Vue aérienne d'un site de fouilles archéologiques : PC15 à Bibracte
Laboratoire Chrono-environnement
MSHE
Auteur 
Delphine Gosset

Découverte à Bibracte

La dernière campagne de fouilles menée par les chercheurs du laboratoire Chrono-environnement sur le site archéologique de l’oppidum de Bibracte a révélé une construction intrigante.

Le site archéologique de l'oppidum de Bibracte a été identifié  à la fin du XIXe siècle sur le Mont Beuvray en Bourgogne. Il est emblématique de la période d’apparition des premières agglomérations (avec des fortifications, des monuments et un système de voirie) au nord des Alpes, entre le IIe et le Ier siècle avant J.-C. Auparavant, les habitats celtiques étaient principalement ruraux et les villes restaient un phénomène méditerranéen.

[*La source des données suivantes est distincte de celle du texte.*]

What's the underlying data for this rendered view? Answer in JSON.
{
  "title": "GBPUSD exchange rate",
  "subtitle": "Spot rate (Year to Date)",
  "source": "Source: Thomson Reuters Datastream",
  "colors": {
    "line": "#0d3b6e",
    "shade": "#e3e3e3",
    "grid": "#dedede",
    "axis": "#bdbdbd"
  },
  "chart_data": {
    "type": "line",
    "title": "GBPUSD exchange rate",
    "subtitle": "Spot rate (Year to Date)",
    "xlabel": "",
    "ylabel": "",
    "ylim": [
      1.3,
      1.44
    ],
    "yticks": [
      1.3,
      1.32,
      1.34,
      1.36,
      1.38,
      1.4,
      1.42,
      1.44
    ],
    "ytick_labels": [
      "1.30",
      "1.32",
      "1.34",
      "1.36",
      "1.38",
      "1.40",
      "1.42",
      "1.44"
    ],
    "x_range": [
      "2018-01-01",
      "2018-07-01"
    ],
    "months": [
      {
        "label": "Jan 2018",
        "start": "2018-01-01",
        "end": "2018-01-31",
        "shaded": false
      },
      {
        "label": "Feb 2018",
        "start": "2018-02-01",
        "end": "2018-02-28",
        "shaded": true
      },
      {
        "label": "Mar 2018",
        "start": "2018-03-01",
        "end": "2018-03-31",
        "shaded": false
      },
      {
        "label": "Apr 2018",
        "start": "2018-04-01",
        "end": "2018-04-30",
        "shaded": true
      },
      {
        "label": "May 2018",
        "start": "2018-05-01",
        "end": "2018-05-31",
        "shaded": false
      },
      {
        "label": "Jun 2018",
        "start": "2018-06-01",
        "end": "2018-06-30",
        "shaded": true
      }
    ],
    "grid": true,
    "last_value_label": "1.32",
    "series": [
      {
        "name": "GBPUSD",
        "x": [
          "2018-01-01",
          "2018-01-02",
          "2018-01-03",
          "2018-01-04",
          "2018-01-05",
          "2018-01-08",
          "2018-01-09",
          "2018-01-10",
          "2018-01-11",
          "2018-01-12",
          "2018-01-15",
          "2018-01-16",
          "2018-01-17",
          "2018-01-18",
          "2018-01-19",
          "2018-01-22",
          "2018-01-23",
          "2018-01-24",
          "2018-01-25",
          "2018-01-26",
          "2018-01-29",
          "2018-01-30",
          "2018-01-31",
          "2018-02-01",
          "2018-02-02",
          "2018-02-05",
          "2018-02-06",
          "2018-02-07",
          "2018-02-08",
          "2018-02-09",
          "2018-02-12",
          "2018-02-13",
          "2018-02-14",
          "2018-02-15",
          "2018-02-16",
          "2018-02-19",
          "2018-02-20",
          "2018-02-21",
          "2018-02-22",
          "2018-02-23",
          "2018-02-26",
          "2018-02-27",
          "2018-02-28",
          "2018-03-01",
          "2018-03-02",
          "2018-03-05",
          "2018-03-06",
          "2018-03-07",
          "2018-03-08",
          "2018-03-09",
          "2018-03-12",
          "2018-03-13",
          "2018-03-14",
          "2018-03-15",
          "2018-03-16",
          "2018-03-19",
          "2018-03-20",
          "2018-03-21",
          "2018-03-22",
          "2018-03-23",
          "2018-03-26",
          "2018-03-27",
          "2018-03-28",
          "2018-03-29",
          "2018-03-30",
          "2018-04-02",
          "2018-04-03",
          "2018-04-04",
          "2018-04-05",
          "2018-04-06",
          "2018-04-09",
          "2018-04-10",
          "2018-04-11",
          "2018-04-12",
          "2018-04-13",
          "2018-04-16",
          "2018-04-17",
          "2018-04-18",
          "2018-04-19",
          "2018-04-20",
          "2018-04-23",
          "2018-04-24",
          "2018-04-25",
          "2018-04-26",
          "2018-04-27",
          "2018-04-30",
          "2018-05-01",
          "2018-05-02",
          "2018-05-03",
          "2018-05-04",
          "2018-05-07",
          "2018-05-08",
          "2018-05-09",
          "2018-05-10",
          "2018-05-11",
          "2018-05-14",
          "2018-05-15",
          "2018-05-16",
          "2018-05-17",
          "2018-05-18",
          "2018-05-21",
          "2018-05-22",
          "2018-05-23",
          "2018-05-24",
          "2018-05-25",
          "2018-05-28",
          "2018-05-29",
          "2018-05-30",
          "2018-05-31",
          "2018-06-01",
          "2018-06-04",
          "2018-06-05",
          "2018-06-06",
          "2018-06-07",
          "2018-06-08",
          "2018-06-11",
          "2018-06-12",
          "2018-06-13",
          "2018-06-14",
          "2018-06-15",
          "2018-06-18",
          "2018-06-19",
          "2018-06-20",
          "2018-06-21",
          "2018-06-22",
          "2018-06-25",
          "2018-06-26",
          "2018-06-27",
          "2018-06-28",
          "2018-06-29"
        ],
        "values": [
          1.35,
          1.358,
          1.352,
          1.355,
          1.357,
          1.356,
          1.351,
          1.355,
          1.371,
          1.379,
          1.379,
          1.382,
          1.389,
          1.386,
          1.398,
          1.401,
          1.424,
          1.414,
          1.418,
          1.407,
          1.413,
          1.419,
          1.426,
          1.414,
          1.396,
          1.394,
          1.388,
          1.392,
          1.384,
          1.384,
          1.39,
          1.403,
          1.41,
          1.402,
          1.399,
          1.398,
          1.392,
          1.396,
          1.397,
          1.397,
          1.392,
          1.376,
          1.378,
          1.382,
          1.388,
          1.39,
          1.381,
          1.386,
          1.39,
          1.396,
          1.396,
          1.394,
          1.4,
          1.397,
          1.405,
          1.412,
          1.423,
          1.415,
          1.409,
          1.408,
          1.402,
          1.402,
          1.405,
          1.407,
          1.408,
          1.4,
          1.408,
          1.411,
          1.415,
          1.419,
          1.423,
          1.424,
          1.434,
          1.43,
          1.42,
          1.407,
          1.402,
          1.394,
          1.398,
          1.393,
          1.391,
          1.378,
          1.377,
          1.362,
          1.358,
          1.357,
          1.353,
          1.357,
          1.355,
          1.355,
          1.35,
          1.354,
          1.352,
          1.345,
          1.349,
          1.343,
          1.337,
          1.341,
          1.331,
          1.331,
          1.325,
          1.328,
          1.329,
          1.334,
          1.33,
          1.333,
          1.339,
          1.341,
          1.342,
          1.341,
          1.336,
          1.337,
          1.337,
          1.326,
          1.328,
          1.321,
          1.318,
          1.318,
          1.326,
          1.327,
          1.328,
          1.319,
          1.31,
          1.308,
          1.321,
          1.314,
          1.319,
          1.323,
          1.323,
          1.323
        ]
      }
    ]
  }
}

Dans son récit La Guerre des Gaules, César décrit Bibracte comme la capitale des Éduens. Ce peuple qui figurait parmi les plus puissants de la Gaule indépendante occupait alors un territoire très vaste entre la Saône et la Loire et contrôlait ces deux voies de communication navigables stratégiques pour le commerce. Les élites éduennes avaient des accords diplomatiques et commerciaux avec les Romains. « D’abord alliés de César, les Éduens se sont ensuite rebellés en se joignant à la levée des troupes de Vercingétorix. Ils ont participé à la bataille d’Alésia, mais ils n’ont pas été punis. Au contraire, César a choisi de les valoriser et de s'appuyer sur eux comme fer de lance de la romanisation », raconte Philippe Barral, archéologue au laboratoire Chrono-environnement. Vers le changement d'ère, Bibracte a été abandonnée au profit d’un site créé ex nihilo à une vingtaine de kilomètres : Augustodunum, qui est devenu Autun.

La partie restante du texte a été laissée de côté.